Unless indicated by the manufacturer, there are no expiry dates on pouches.
A lot number and the date of manufacture are printed on the boxes.
The date of manufacture is in the form of year month day.
- example 180410.
Expiry dates are typically linked to a food or chemical registered with Health Canada.
What if there's no expiration date on sterilization pouches?
If the pouch has been processed, the integrity has not been compromised and the manufacturer does not have an expiration date on the box or in the manufacturer's instructions, then sterility is fully maintained.
Some offices follow their own policy of one year from the date of processing, but that is up to the individual office.
If the integrity of the packaging has been compromised such as being ripped or wet, or the manufacturer includes an expiry date that has passed, the items must be reprocessed as they are no longer considered sterile.
The following is from the PIDAC document Infection Prevention and Control for Clinical Office Practice April 2015 page 56:
"For items reprocessed in the clinical office, if the integrity of the package has been maintained, the item remains sterile. A plastic dust jacket may greatly extend the shelf life of the package and should be used on muslin or crepe wrapped packs. If a sterile tray/package has been purchased and has an expiry date/label, follow the manufacturer’s recommendations and discard when outdated."

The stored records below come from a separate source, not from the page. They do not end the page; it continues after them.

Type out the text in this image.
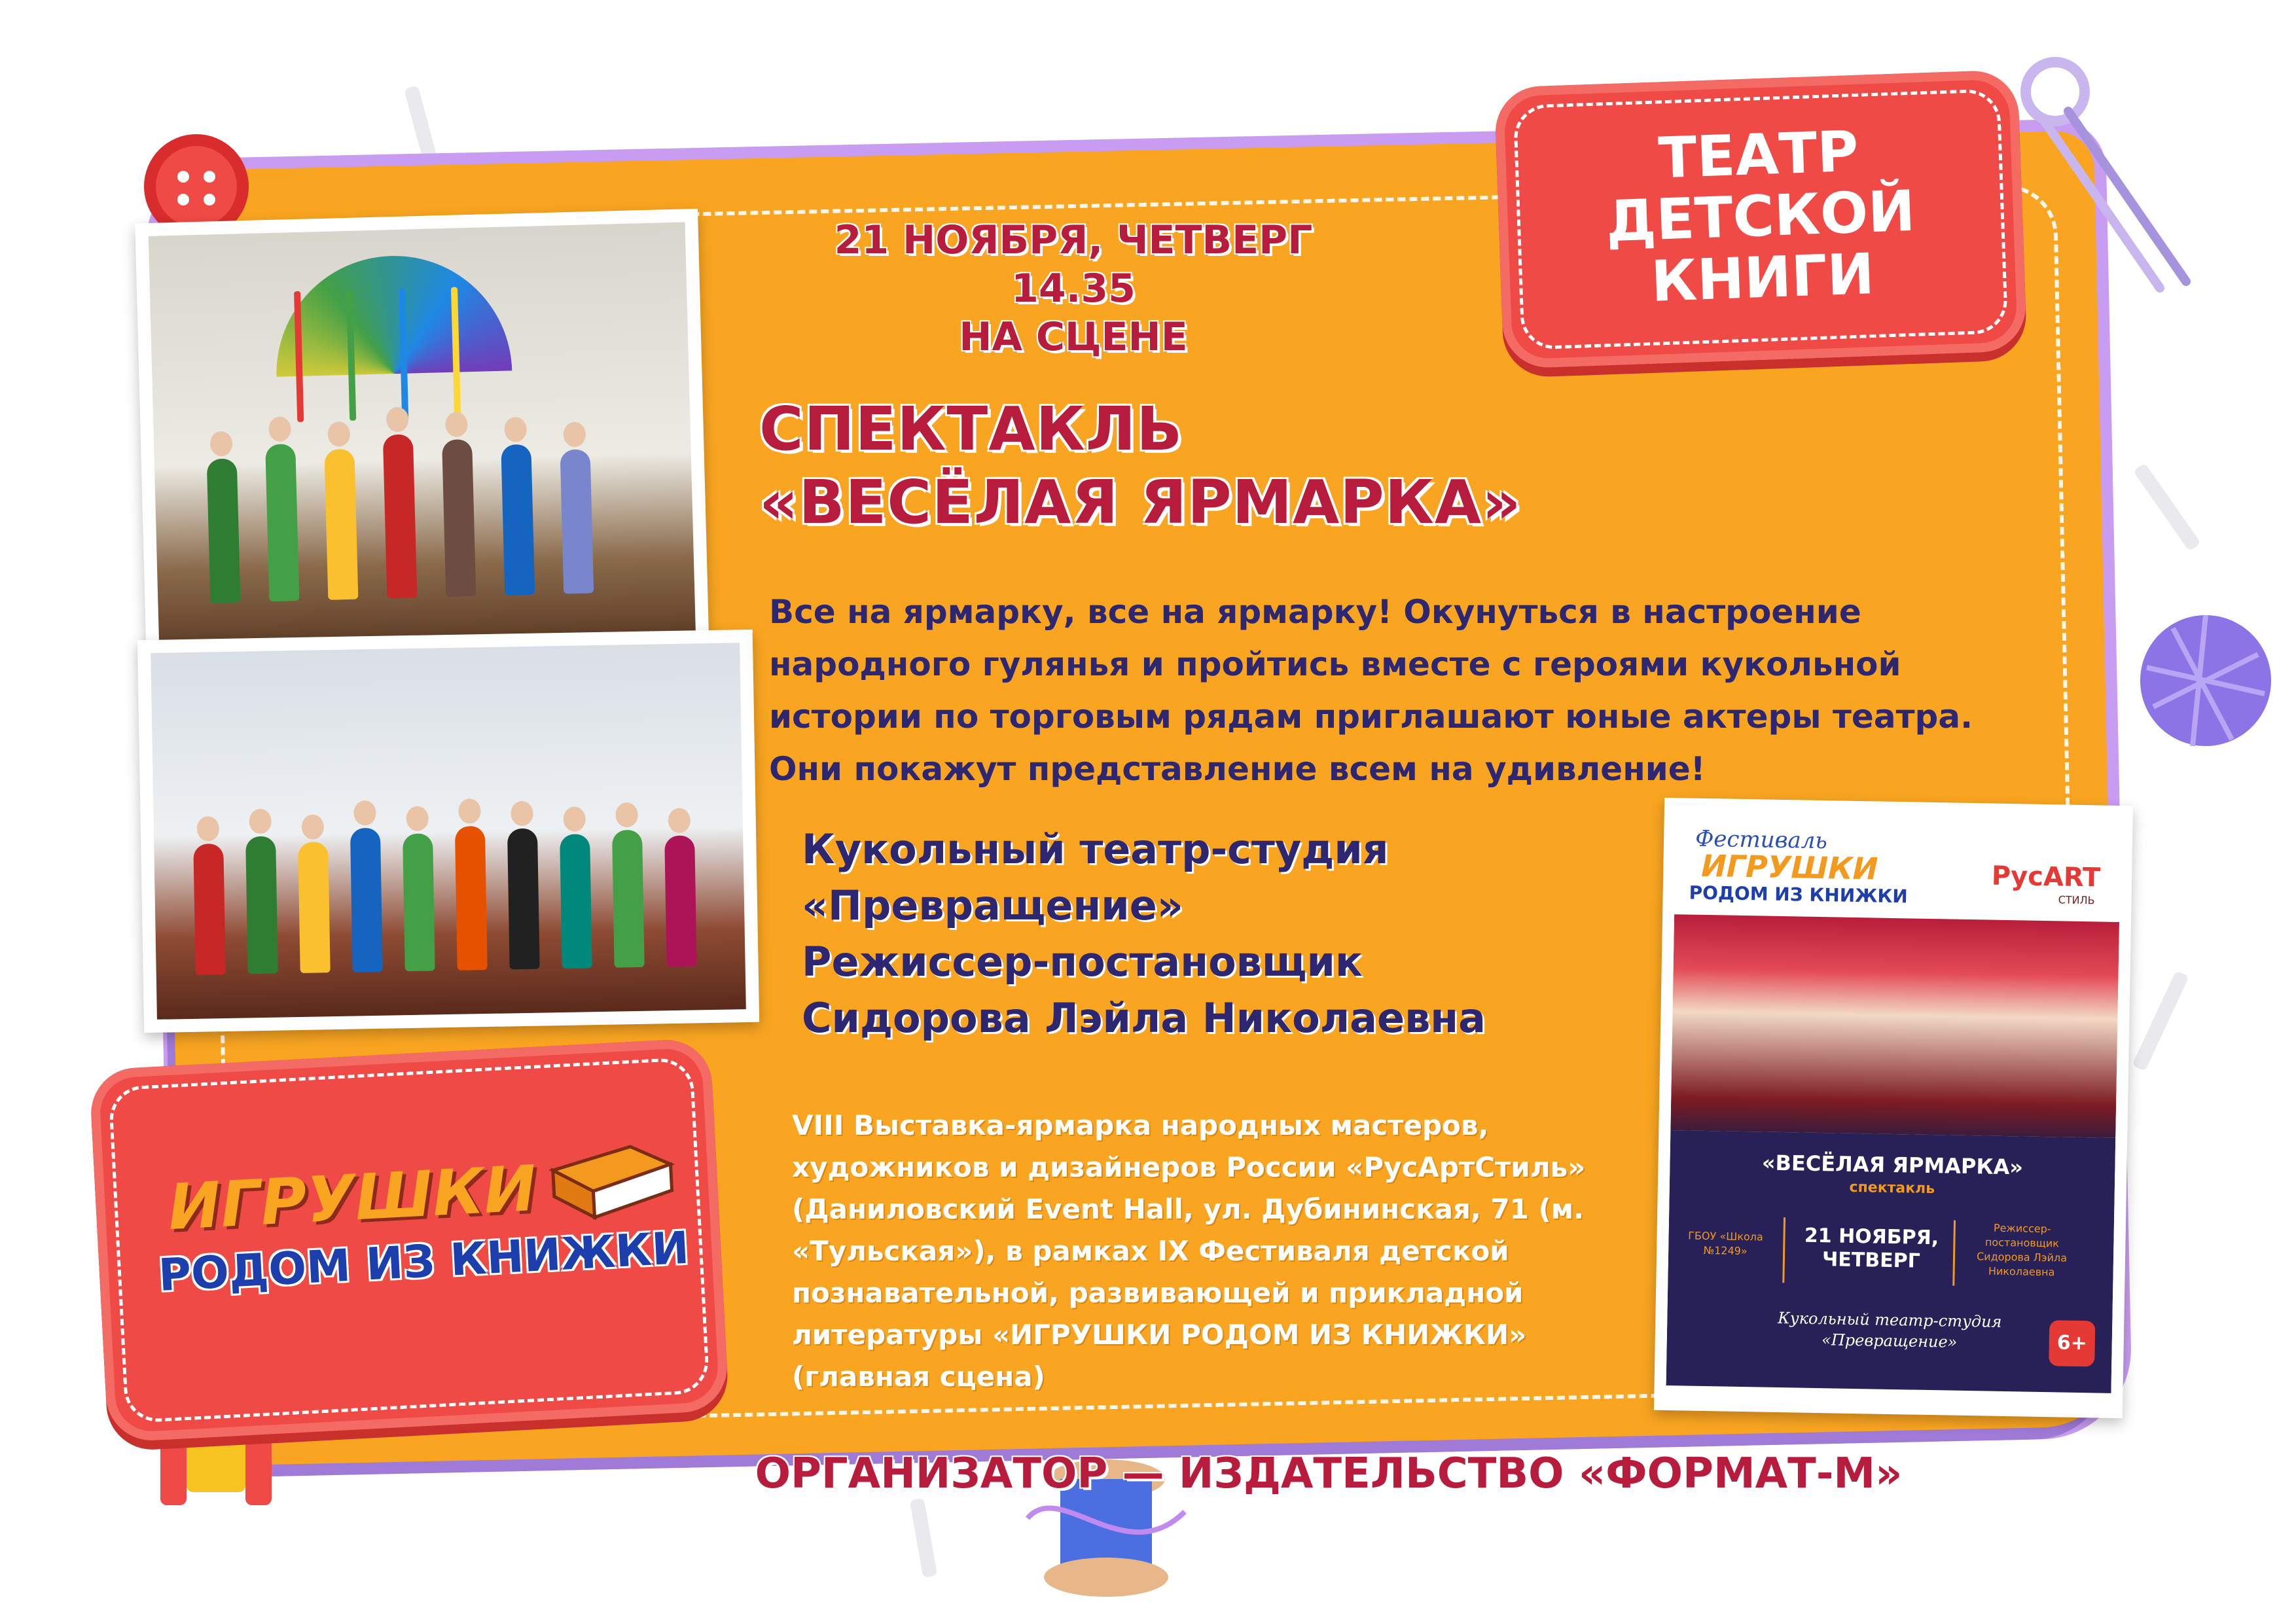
ТЕАТР
ДЕТСКОЙ
КНИГИ
21 НОЯБРЯ, ЧЕТВЕРГ
14.35
НА СЦЕНЕ
СПЕКТАКЛЬ
«ВЕСЁЛАЯ ЯРМАРКА»
Все на ярмарку, все на ярмарку! Окунуться в настроение народного гулянья и пройтись вместе с героями кукольной истории по торговым рядам приглашают юные актеры театра. Они покажут представление всем на удивление!
Кукольный театр-студия
«Превращение»
Режиссер-постановщик
Сидорова Лэйла Николаевна
VIII Выставка-ярмарка народных мастеров, художников и дизайнеров России «РусАртСтиль» (Даниловский Event Hall, ул. Дубининская, 71 (м. «Тульская»), в рамках IX Фестиваля детской познавательной, развивающей и прикладной литературы «ИГРУШКИ РОДОМ ИЗ КНИЖКИ» (главная сцена)
ОРГАНИЗАТОР — ИЗДАТЕЛЬСТВО «ФОРМАТ-М»
ИГРУШКИ
РОДОМ ИЗ КНИЖКИ
Фестиваль
ИГРУШКИ
РОДОМ ИЗ КНИЖКИ
РусART
СТИЛЬ
«ВЕСЁЛАЯ ЯРМАРКА»
спектакль
ГБОУ «Школа №1249»
21 НОЯБРЯ, ЧЕТВЕРГ
Режиссер-постановщик Сидорова Лэйла Николаевна
Кукольный театр-студия
«Превращение»	6+
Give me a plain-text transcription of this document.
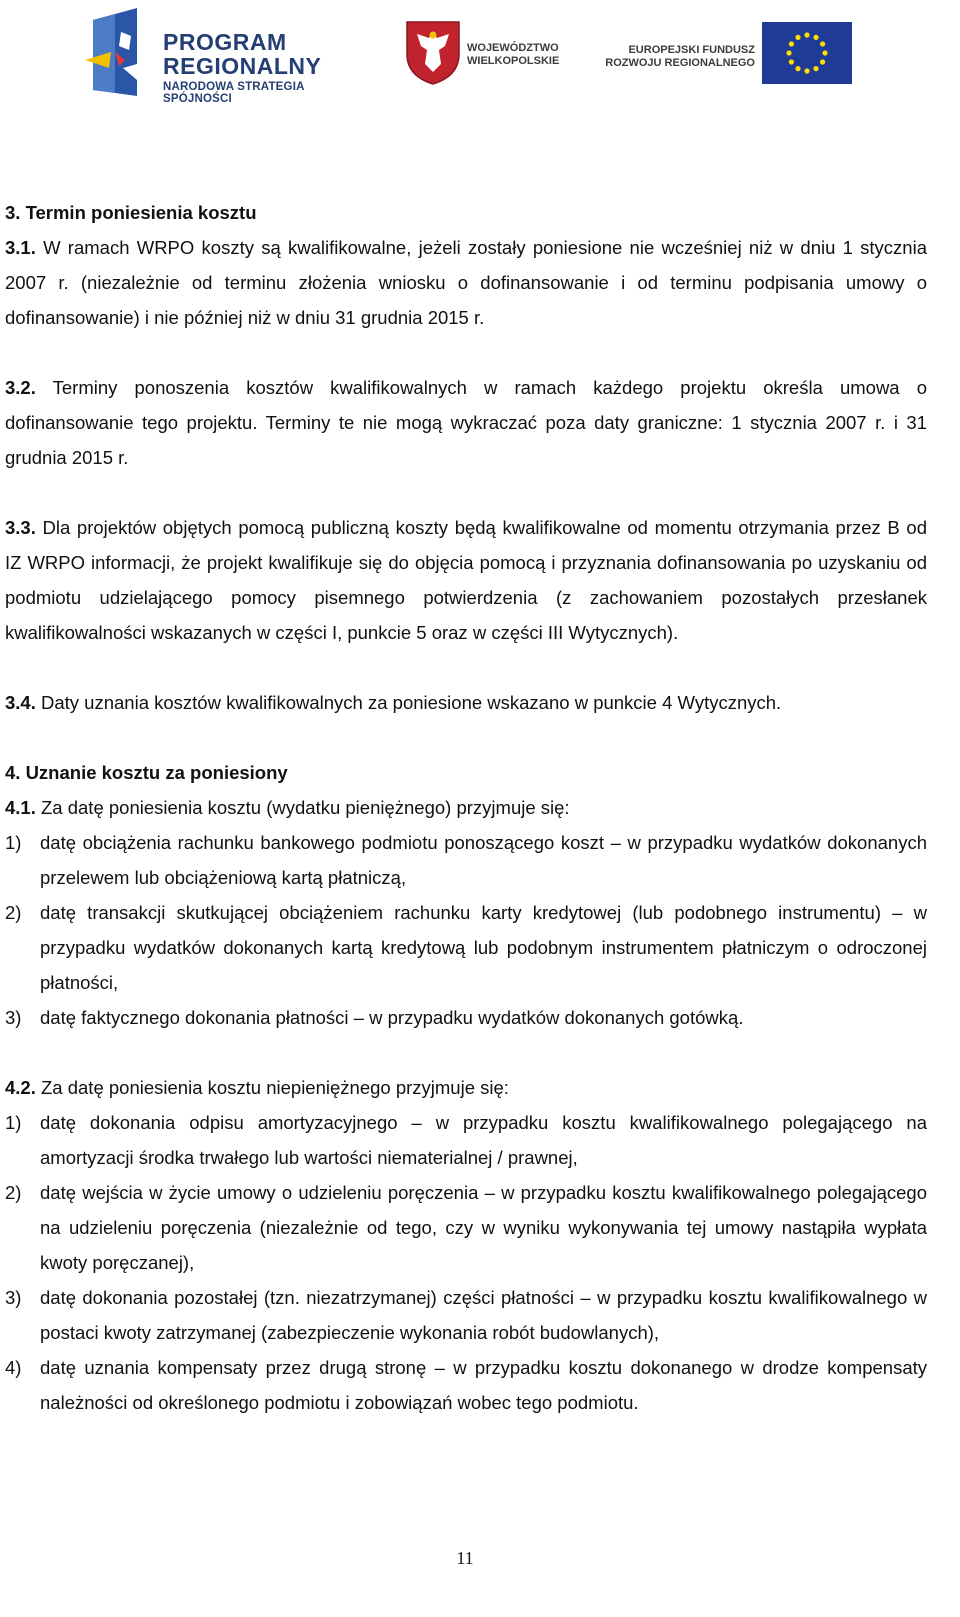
PROGRAM
REGIONALNY
NARODOWA STRATEGIA SPÓJNOŚCI
WOJEWÓDZTWO
WIELKOPOLSKIE
EUROPEJSKI FUNDUSZ
ROZWOJU REGIONALNEGO

3. Termin poniesienia kosztu

3.1. W ramach WRPO koszty są kwalifikowalne, jeżeli zostały poniesione nie wcześniej niż w dniu 1 stycznia 2007 r. (niezależnie od terminu złożenia wniosku o dofinansowanie i od terminu podpisania umowy o dofinansowanie) i nie później niż w dniu 31 grudnia 2015 r.

3.2. Terminy ponoszenia kosztów kwalifikowalnych w ramach każdego projektu określa umowa o dofinansowanie tego projektu. Terminy te nie mogą wykraczać poza daty graniczne: 1 stycznia 2007 r. i 31 grudnia 2015 r.

3.3. Dla projektów objętych pomocą publiczną koszty będą kwalifikowalne od momentu otrzymania przez B od IZ WRPO informacji, że projekt kwalifikuje się do objęcia pomocą i przyznania dofinansowania po uzyskaniu od podmiotu udzielającego pomocy pisemnego potwierdzenia (z zachowaniem pozostałych przesłanek kwalifikowalności wskazanych w części I, punkcie 5 oraz w części III Wytycznych).

3.4. Daty uznania kosztów kwalifikowalnych za poniesione wskazano w punkcie 4 Wytycznych.

4. Uznanie kosztu za poniesiony

4.1. Za datę poniesienia kosztu (wydatku pieniężnego) przyjmuje się:

1) datę obciążenia rachunku bankowego podmiotu ponoszącego koszt – w przypadku wydatków dokonanych przelewem lub obciążeniową kartą płatniczą,

2) datę transakcji skutkującej obciążeniem rachunku karty kredytowej (lub podobnego instrumentu) – w przypadku wydatków dokonanych kartą kredytową lub podobnym instrumentem płatniczym o odroczonej płatności,

3) datę faktycznego dokonania płatności – w przypadku wydatków dokonanych gotówką.

4.2. Za datę poniesienia kosztu niepieniężnego przyjmuje się:

1) datę dokonania odpisu amortyzacyjnego – w przypadku kosztu kwalifikowalnego polegającego na amortyzacji środka trwałego lub wartości niematerialnej / prawnej,

2) datę wejścia w życie umowy o udzieleniu poręczenia – w przypadku kosztu kwalifikowalnego polegającego na udzieleniu poręczenia (niezależnie od tego, czy w wyniku wykonywania tej umowy nastąpiła wypłata kwoty poręczanej),

3) datę dokonania pozostałej (tzn. niezatrzymanej) części płatności – w przypadku kosztu kwalifikowalnego w postaci kwoty zatrzymanej (zabezpieczenie wykonania robót budowlanych),

4) datę uznania kompensaty przez drugą stronę – w przypadku kosztu dokonanego w drodze kompensaty należności od określonego podmiotu i zobowiązań wobec tego podmiotu.

11
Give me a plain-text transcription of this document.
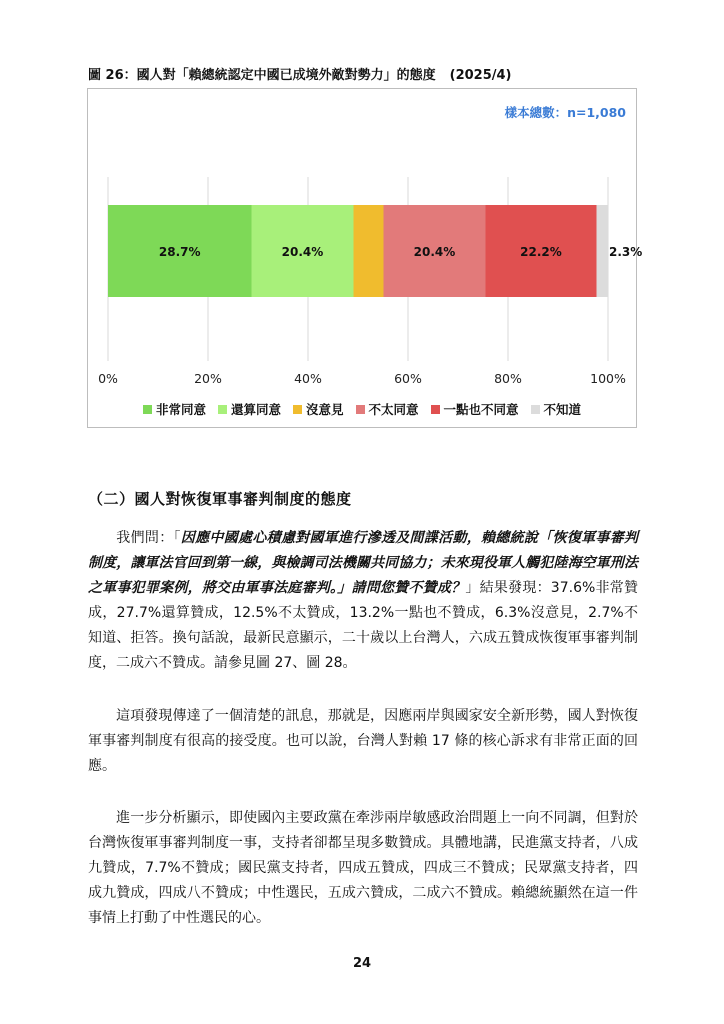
圖 26：國人對「賴總統認定中國已成境外敵對勢力」的態度 (2025/4)
樣本總數：n=1,080
0%	20%	40%	60%	80%	100%
28.7%	20.4%	20.4%	22.2%	2.3%
非常同意 還算同意 沒意見 不太同意 一點也不同意 不知道
（二）國人對恢復軍事審判制度的態度

我們問：「因應中國處心積慮對國軍進行滲透及間諜活動，賴總統說「恢復軍事審判制度，讓軍法官回到第一線，與檢調司法機關共同協力；未來現役軍人觸犯陸海空軍刑法之軍事犯罪案例，將交由軍事法庭審判。」請問您贊不贊成？」結果發現：37.6%非常贊成，27.7%還算贊成，12.5%不太贊成，13.2%一點也不贊成，6.3%沒意見，2.7%不知道、拒答。換句話說，最新民意顯示，二十歲以上台灣人，六成五贊成恢復軍事審判制度，二成六不贊成。請參見圖 27、圖 28。

這項發現傳達了一個清楚的訊息，那就是，因應兩岸與國家安全新形勢，國人對恢復軍事審判制度有很高的接受度。也可以說，台灣人對賴 17 條的核心訴求有非常正面的回應。

進一步分析顯示，即使國內主要政黨在牽涉兩岸敏感政治問題上一向不同調，但對於台灣恢復軍事審判制度一事，支持者卻都呈現多數贊成。具體地講，民進黨支持者，八成九贊成，7.7%不贊成；國民黨支持者，四成五贊成，四成三不贊成；民眾黨支持者，四成九贊成，四成八不贊成；中性選民，五成六贊成，二成六不贊成。賴總統顯然在這一件事情上打動了中性選民的心。

24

The following is from Public Health Ontario- Best Practices for Cleaning, Disinfection and Sterilization in All Health Care Settings 3rd edition May 2013 page 52-3:
"The shelf life of a sterile package is event-related rather than time-related. Event-related shelf life is based on the concept that items that have been properly decontaminated, wrapped, sterilized, stored and handled will remain sterile indefinitely, unless the integrity of the package is compromised (i.e., open, wet, dirty). If the integrity of the package is compromised, the item can no longer be considered to be sterile and it must be reprocessed again before use."
Maintaining sterility also includes the rotation of stock, where the oldest stock is used first.